If you want to found a left-wing party in Serbia, all you have to do is to use some subtle hypnotic method to persuade the editors. Times - so that they remain convinced that they are actually persuading you - to interview you and push you to the front page, and with some a password that sounds terrible. And then your fifteen minutes of fame are guaranteed, all with appropriate polemics (in a tiny but shrillly loud bubble of ideologically like-minded, but interestingly-practically opposed social networkers) that only raise your price - at least while the market is open. Wasn't that the case with Borko Stefanović? You remember him, that's the leftist who today is everyone's girlfriend at Djilas' or Jeremic's, who would tell the difference. So the new hope and superstar of the party's sloppily organized and barely existing left is Jovo Bakić, a man who in public is always two or three levels more agitated than banal political composure requires, but that's how it is with modern leftists: their fuel is emotions, and so overheated that they are already starting to feel overcooked.
Jokes aside, whatever one thinks about the (un)seriousness of Bakić's short-lived engagements, this occasion once again brought to light what many interpret as a painful and harmful absence of truly left-wing parties, projects and ideas in Serbian society, especially in the so-called . the political scene. Relatively a lot has been said and written about it these days, and the most serious thing was done by Srđan Milošević on Peščanik. One of the points in which the author is perfectly right is that it is too easy (and therefore somewhat cheap) to make fun of the state of the left in Serbia (and the surrounding area), although it should also be taken into account that some of the most visible mother-of-my-leftists they contribute to such a state much more than their imagined or real critics or, far from it, their ideological opponents.
Anyway: if the left is practically absent from the political and public space of Serbia, the real question is: how and why did it happen and how could it be changed? For a long time, so much so that over time it began to imperceptibly turn from lucid and accurate insight into mental laziness, we based this local anomaly on the fact that Serbia was led through the agony of the dark and shameful nineties by the nominal left, while the right-wingers (radicals and other "Chetniks" ) there were only grotesque, unimportant, often pre-hysterical extras, at best adjutants. This resulted in a complete confusion of concepts and values: if the SPS, JUL and various secondary criminal organizations that crawled out from under the rock erected in the early nineties are something "left", then every reasonable and decent person instinctively chooses something "right", so what does it cost . But these, of course, are "not the real left"? Okay, I agree, but the point is not to convince me, I was convinced before...
To make matters worse, the problem with the left, and the fundamental, identity problem, has meanwhile escalated globally, so that it is no longer just our local folklore peculiarity. Look at our surroundings, closer and wider: who are they voting for today despised in the world? For whom does the heart beat with the remnants of the declassified urban proletariat? Mainly for the Orbans, the Kachins, the Trumps, the Johnsons, the Salvinias, the Le Pens... In the end: the wolves... Most of those calculated destroyers of everything that was good in the so-called to liberal democracy they present themselves as outsiders, counter-establishment people, even though the core of their politics is ultra-conservative in a hundred imaginable ways. To this left analytical sentiment he usually reacts with a kitsch statement of screaming patronage: ah, poor people, they are disoriented because they have been left in the lurch by the old left, so they vote for the supposedly anti-systemic right because they are disgusted by the political center... Nice and touching, meguto, only as long as we abstract the enormous significance that in political orientations have a set of cultural-identity values to which the individual adheres. And what are those that the noticeable and sensitive majority hold, not only in these regions, and across all verticals and horizontals of society, from educational to class-material? Such that a typical "contemporary leftist" would get dizzy from them and start to vomit...

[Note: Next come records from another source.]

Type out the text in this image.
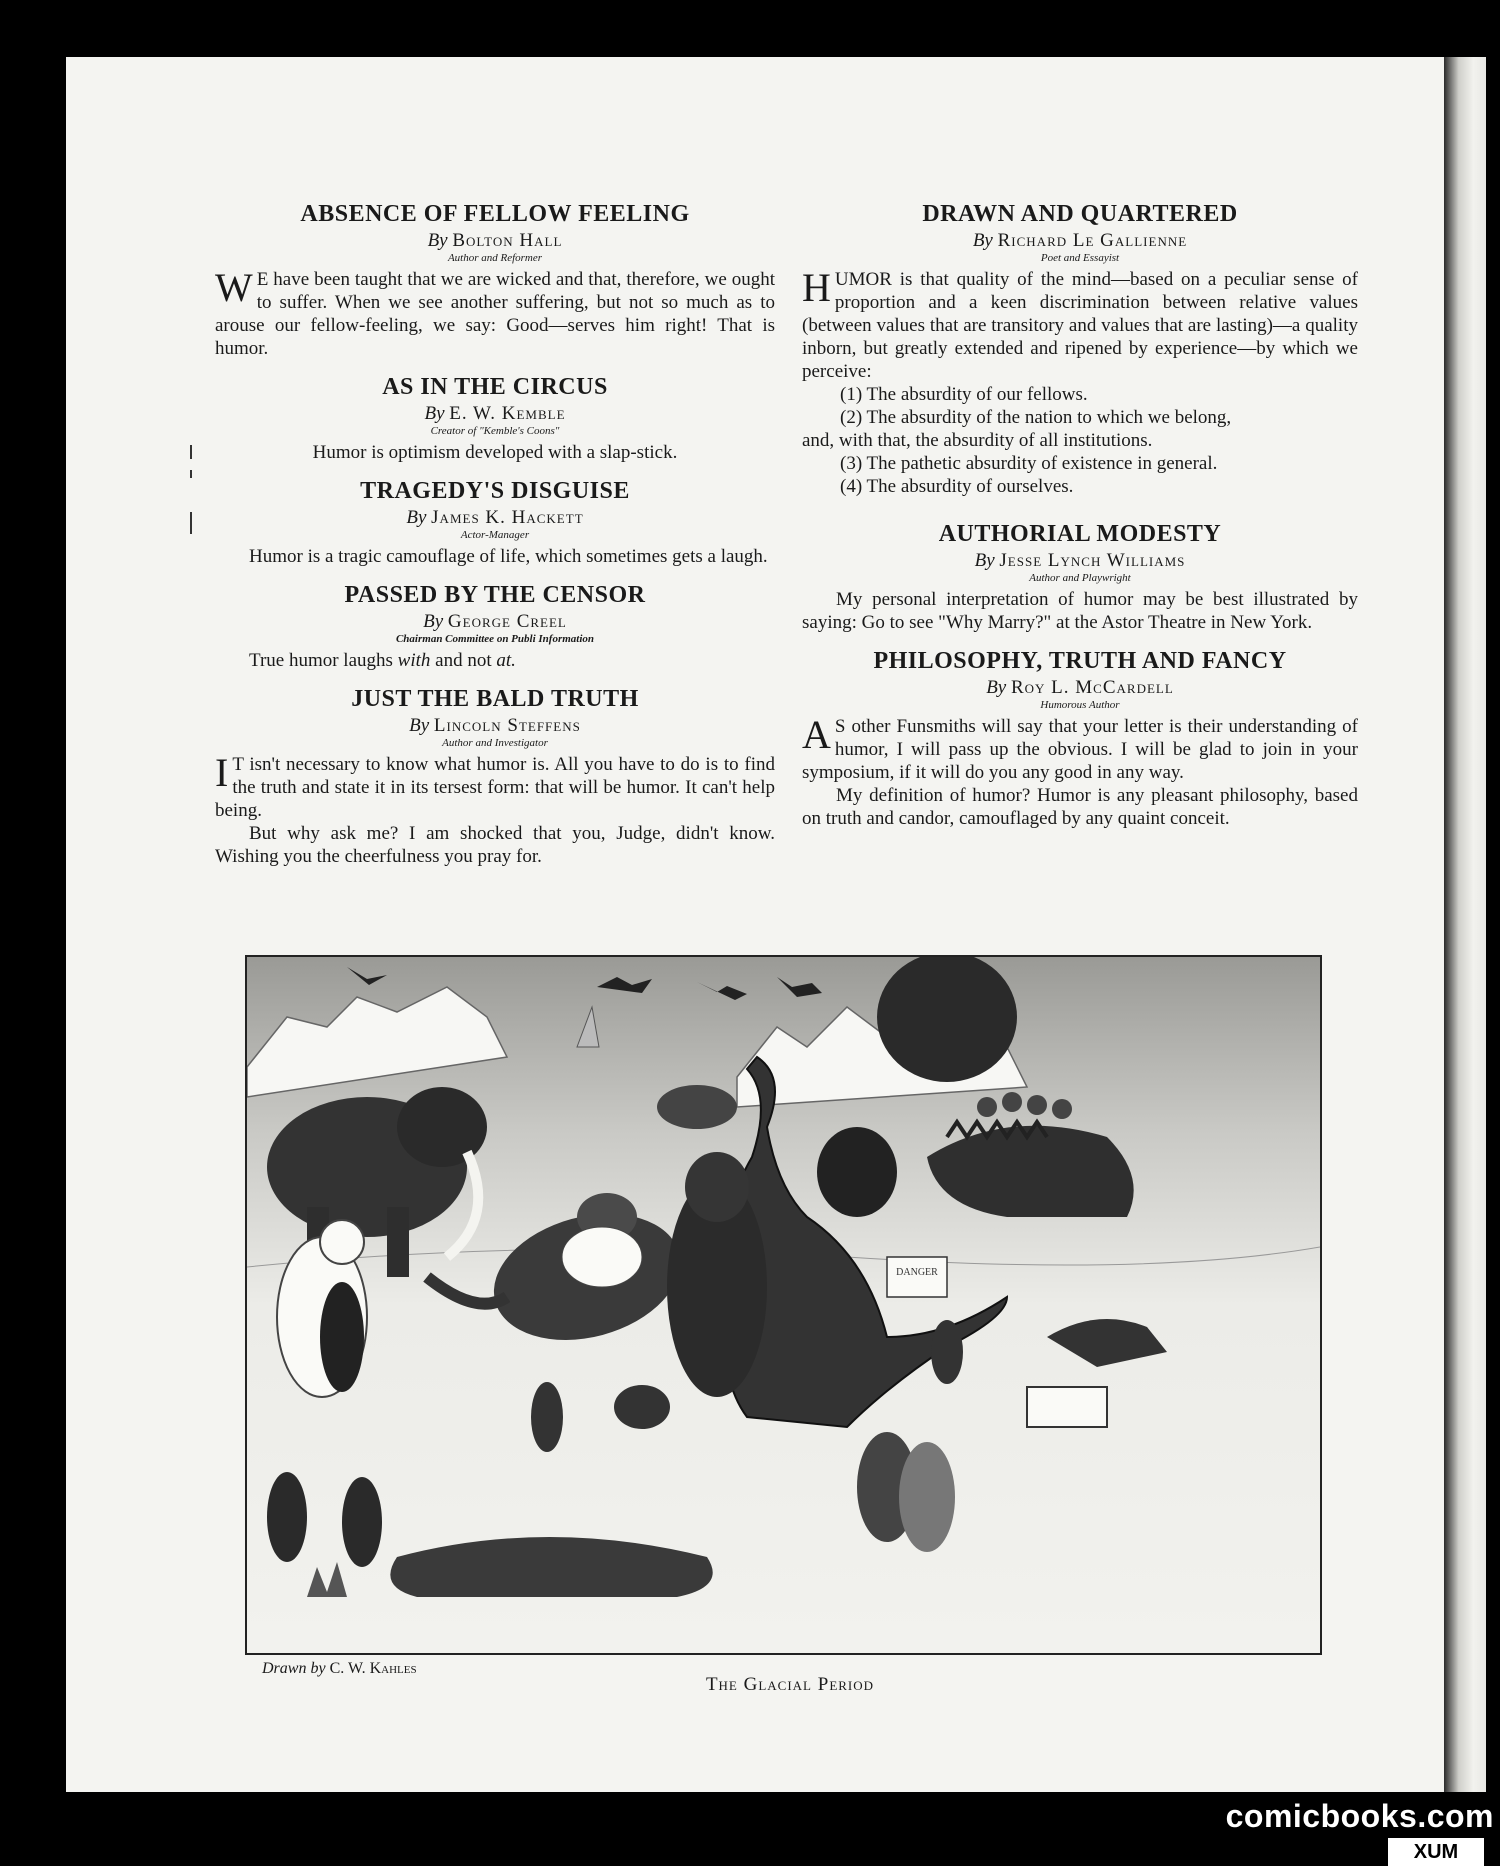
ABSENCE OF FELLOW FEELING
By Bolton Hall
Author and Reformer

W E have been taught that we are wicked and that, therefore, we ought to suffer. When we see another suffering, but not so much as to arouse our fellow-feeling, we say: Good—serves him right! That is humor.

AS IN THE CIRCUS
By E. W. Kemble
Creator of "Kemble's Coons"

Humor is optimism developed with a slap-stick.

TRAGEDY'S DISGUISE
By James K. Hackett
Actor-Manager

Humor is a tragic camouflage of life, which sometimes gets a laugh.

PASSED BY THE CENSOR
By George Creel
Chairman Committee on Publi Information

True humor laughs with and not at.

JUST THE BALD TRUTH
By Lincoln Steffens
Author and Investigator

I T isn't necessary to know what humor is. All you have to do is to find the truth and state it in its tersest form: that will be humor. It can't help being.

But why ask me? I am shocked that you, Judge, didn't know. Wishing you the cheerfulness you pray for.

DRAWN AND QUARTERED
By Richard Le Gallienne
Poet and Essayist

HUMOR is that quality of the mind—based on a peculiar sense of proportion and a keen discrimination between relative values (between values that are transitory and values that are lasting)—a quality inborn, but greatly extended and ripened by experience—by which we perceive:

(1) The absurdity of our fellows.

(2) The absurdity of the nation to which we belong,

and, with that, the absurdity of all institutions.

(3) The pathetic absurdity of existence in general.

(4) The absurdity of ourselves.

AUTHORIAL MODESTY
By Jesse Lynch Williams
Author and Playwright

My personal interpretation of humor may be best illustrated by saying: Go to see "Why Marry?" at the Astor Theatre in New York.

PHILOSOPHY, TRUTH AND FANCY
By Roy L. McCardell
Humorous Author

A S other Funsmiths will say that your letter is their understanding of humor, I will pass up the obvious. I will be glad to join in your symposium, if it will do you any good in any way.

My definition of humor? Humor is any pleasant philosophy, based on truth and candor, camouflaged by any quaint conceit.

DANGER
Drawn by C. W. Kahles
The Glacial Period
comicbooks.com
XUM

So, what does this gap look like in immediate practice, and on this ground? The serious and responsible left is deeply anti-nationalist - with all the sometimes radical consequences of that attitude, such as "they would recognize Kosovo" or "they say the Serbs committed genocide" - but all the parties that advocated such a policy failed miserably in the elections, and it the little popularity and votes they gained were mostly with the more intellectual part of the middle class; likewise, that left, they say, should be consistently anti-capitalist, however, anti-capitalism is a completely marginal and extremely unattractive doctrine here, and perhaps even especially among supposedly natural subscribers of the left: as far as they are concerned, capitalism is OK if I have a lot money, and it's not if I don't have it, but even then I don't intend to fool around with the proletarian revolution, but I'm hoping for a win in the betting, if Tottenham doesn't screw up again. And if the left, crushed by the impressive lack of not only support but even basic curiosity for its program, gives up on revolutionary goals, then it will be accused of not being the left anymore, and here we are in a vicious circle. And this is just the beginning of the doubts. It will continue, sometime.